To supplement my freelance/writing career, I recently took a job as a so-called “household manager” for a single dad and his lovely daughter Kate. Kate is six and about as sassy as they come. She is smart, supremely adorable and has become my best little sidekick in just one month’s time. Part of my role as her caregiver involves preparing her meals. I can say with all honesty that this has become one of the most difficult aspects of my life at the moment. While Kate will eat a piece of salmon (doused in teriyaki sauce, of course) on occasion, her diet mostly consists of goldfish, chicken nuggets, mashed potatoes with mounds of butter and mac n’ cheese. I’m a bonafide nutrition zealot, and these foods go against everything I believe in. What’s a nanny (or parent for that matter) to do?!
What’s even worse about this situation is that I’ve found myself nibbling on her leftovers. Not only is her little body not getting adequate nutrition but now mine has become a garbage dump too. Yikes. Something had to give. So I decided to turn it into a game. Namely, the Juicing Game. I explained that my cool silver juicer is the “board” and we can put whatever we want in it. Like an antioxidant rich version of “Easy Bake Oven,” my juicer has become a veritable chemistry lab for Miss Kate. Sometimes the results are not so great, but usually things turn out okay and she loves to drink her “creations.” This strategy is bound to work for any adventurous kids. Just follow a few guidelines below (based on trial and error) and I promise that your little one will be slurping down fresh pressed juice by the sippy-cup full.
The Juicing Game
1. Have your kids juice in the same color category. For example, they can do an all green juice (celery, kale, green apple, cucumber, etc…) or an orange/red juice (carrot, beet, etc…). Why follow this color-coded approach, you ask? Kids are more apt to consume substances in bright colors. Brown juice just won’t fly. Trust me.

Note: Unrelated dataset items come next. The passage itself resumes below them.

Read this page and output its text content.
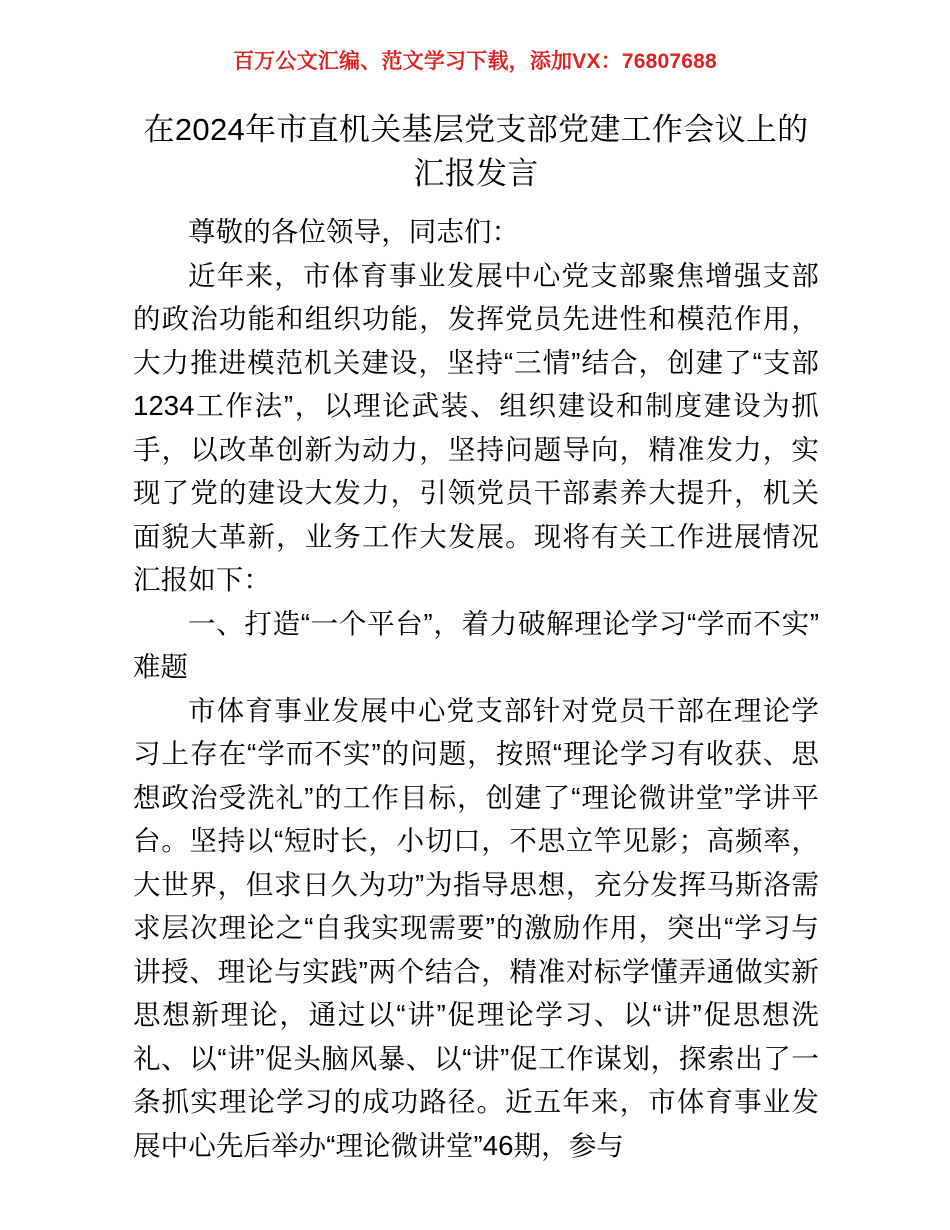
百万公文汇编、范文学习下载，添加VX：76807688
在2024年市直机关基层党支部党建工作会议上的汇报发言

尊敬的各位领导，同志们：

近年来，市体育事业发展中心党支部聚焦增强支部的政治功能和组织功能，发挥党员先进性和模范作用，大力推进模范机关建设，坚持“三情”结合，创建了“支部1234工作法”，以理论武装、组织建设和制度建设为抓手，以改革创新为动力，坚持问题导向，精准发力，实现了党的建设大发力，引领党员干部素养大提升，机关面貌大革新，业务工作大发展。现将有关工作进展情况汇报如下：

一、打造“一个平台”，着力破解理论学习“学而不实”难题

市体育事业发展中心党支部针对党员干部在理论学习上存在“学而不实”的问题，按照“理论学习有收获、思想政治受洗礼”的工作目标，创建了“理论微讲堂”学讲平台。坚持以“短时长，小切口，不思立竿见影；高频率，大世界，但求日久为功”为指导思想，充分发挥马斯洛需求层次理论之“自我实现需要”的激励作用，突出“学习与讲授、理论与实践”两个结合，精准对标学懂弄通做实新思想新理论，通过以“讲”促理论学习、以“讲”促思想洗礼、以“讲”促头脑风暴、以“讲”促工作谋划，探索出了一条抓实理论学习的成功路径。近五年来，市体育事业发展中心先后举办“理论微讲堂”46期，参与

2. Start sweet. Let’s be real… bitter veggie juice is hard for even us adults to choke down sometimes. Don’t expect your kiddos to worship plain kale juice right from the start. It ain’t gonna happen. Instead, start with palatable fruits that you know they’ll love. Apples, carrots, watermelon, oranges and mangos are all good choices.
3. Supervise closely. Explain how your magic juicer works and the mechanisms involved – specifically a sharp spinning blade and basket. Make sure that your kids are always keeping their hands out of the chute (if you have a centrifugal juicer) and that the chopping of veggies and fruits should also be taken seriously and only handled by adults. Since Kate loves to “do everything,” I combat this by chopping up the stuff while she’s playing in another room.
4. Make cool stuff with your juice! One of the best ways to get your kids to love the process of juicing even more is to use your juice to create kid-friendly foods like popsicles, soups, etc. Not only will you feel great knowing that your child is getting tons of great nutrients, but you’ll also be setting the little munchkin up for a lifetime of healthy food choices.